By Yaffi Spodek
Issue of June 12, 2009 / 20 Sivan 5769
Friday, June 6, marked the first time since Misaskim’s founding nearly five years ago that its warehouses were empty –– a result of an unusually high number of aveilim (mourners) in the Jewish community beginning shiva at the same time.
“Unfortunately, we got hit very hard this week,” explained Rabbi Yankie Meyer, one of the founders of Misaskim. “There were over 300 aveilim in 42 places, and we are working on replenishing... We just did pick-ups on Sunday so our supplies are automatically replenished.”
Some of these supplies — provided free of charge — include chairs, coat racks, air conditioners, siddurim (prayer books), Tylenol, water coolers and other amenities aveilim may require or request during the week-long mourning period.
Though Misaskim is best known for assisting the bereaved, the organization is also involved in a host of other Jewish communal services. Members of its
disaster recovery unit are trained and equipped to respond to scenes of fatal accidents, often stepping in to prevent an autopsy through interactions with medical examiners and government agencies. “These cases are where we actually spend the most time,” Meyer noted, “since it takes time to travel to the different offices.”
During a typical week, there are approximately 35 families sitting shiva in the local Jewish community, totaling between 150 to 200 people, Meyer said.
Though peak times often occur after holidays — the previous record was 250 aveilim in one week — Misaskim has always been equipped to meet the demand. Meyer attributes last week’s overflow to the fact that many of the 300 mourners were members of large families, leading to a shortage of shiva chairs, he explained.
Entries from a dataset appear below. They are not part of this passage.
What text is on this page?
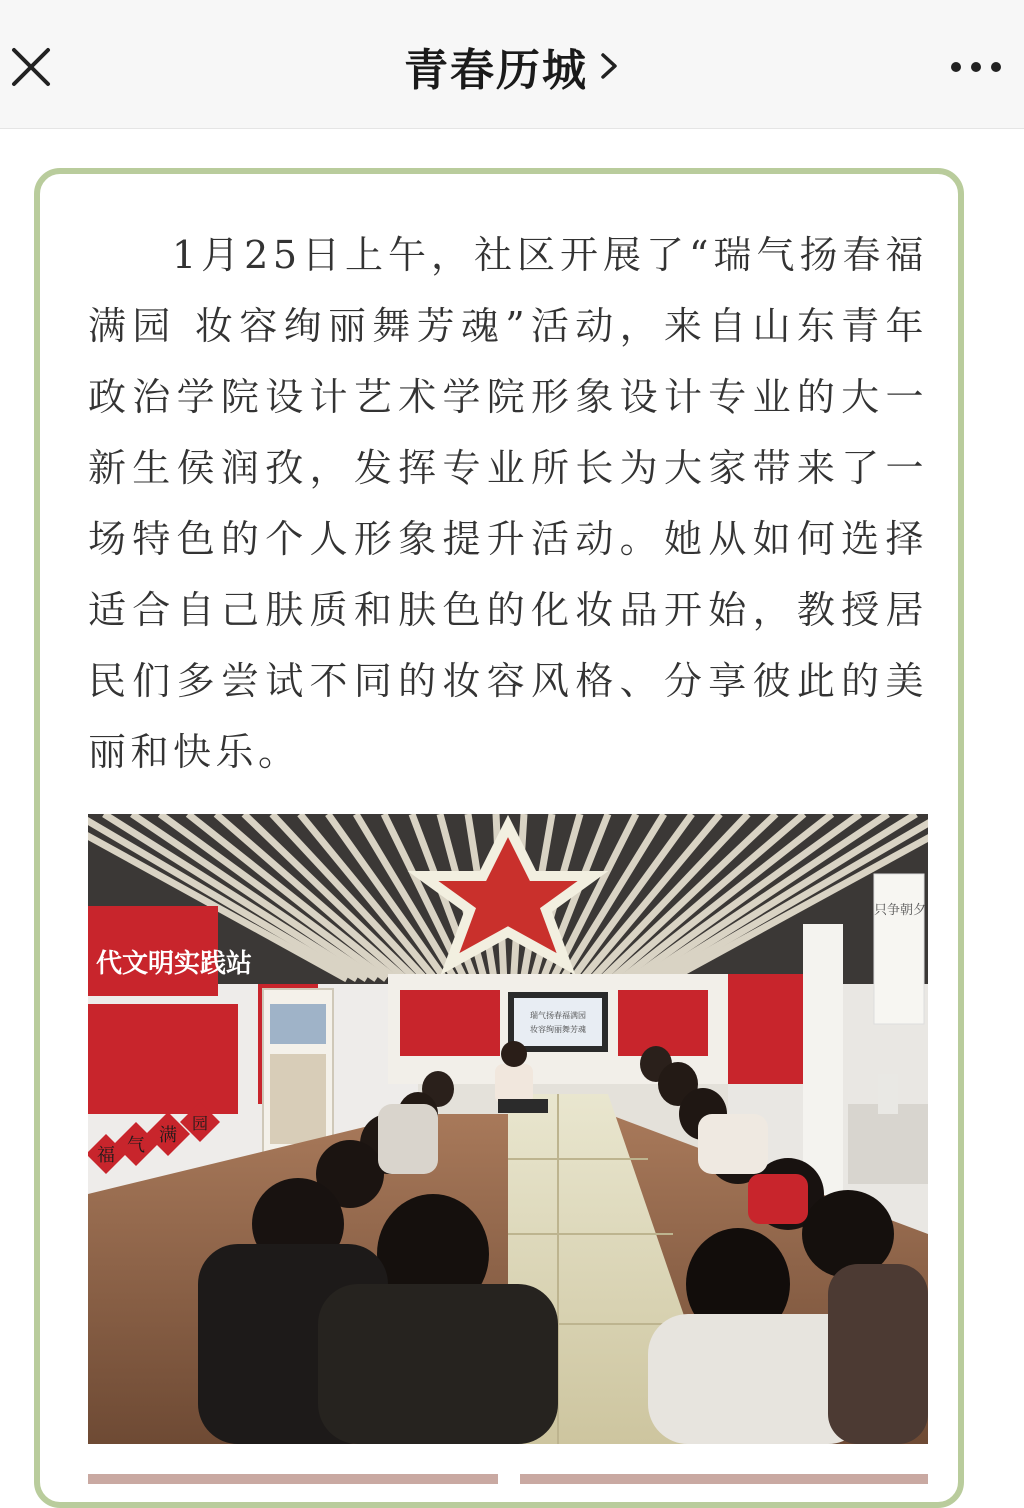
青春历城

1月25日上午，社区开展了“瑞气扬春福满园 妆容绚丽舞芳魂”活动，来自山东青年政治学院设计艺术学院形象设计专业的大一新生侯润孜，发挥专业所长为大家带来了一场特色的个人形象提升活动。她从如何选择适合自己肤质和肤色的化妆品开始，教授居民们多尝试不同的妆容风格、分享彼此的美丽和快乐。

瑞气扬春福满园
妆容绚丽舞芳魂
只争朝夕
代文明实践站
福 气 满
园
“We managed to find some more shiva chairs in our warehouse in Lakewood,” Meyer said. “We had plenty of folding chairs, but we didn’t have enough shiva chairs. But by Sunday, we were fine.”
To store equipment, Misaskim operates warehouses in Brooklyn (which supplies to Long Island), Monsey, Lakewood and Kiryas Joel, serviced by close to 100 volunteers. The largest contingent of volunteers comes from Brooklyn, a demographic that Meyer hopes will change in the near future.
“We are going to be expanding within neighborhoods,” he told The Jewish Star. “Right now, we don’t have a lot of volunteers in the Five Towns, and we want to change that. For example, if we have an emergency at the airport at rush hour, we want to be able to send people from the Five Towns and all over, who may be closer than Brooklyn.”
Meyer estimates that Misaskim provided services to close to 10,000 people throughout the tri-state area in 2008. For any halachic questions that arise, the organization consults with Rabbi Yechezkel Roth, who heads a beis din (Court of Jewish Law) in Brooklyn.
A description of Misaskim from its web site, misaskim.org, is perhaps the best way to encapsulate what the organization is all about: “Understanding tragedy with compassion... Coordinating crisis with expertise... Throughout life’s darkest moments, Misaskim is a source of light and warmth, encouragement and direction.”
“For every tragedy, there is a completely different way to deal with it,” Meyer explained, “and whatever it is, we do it.”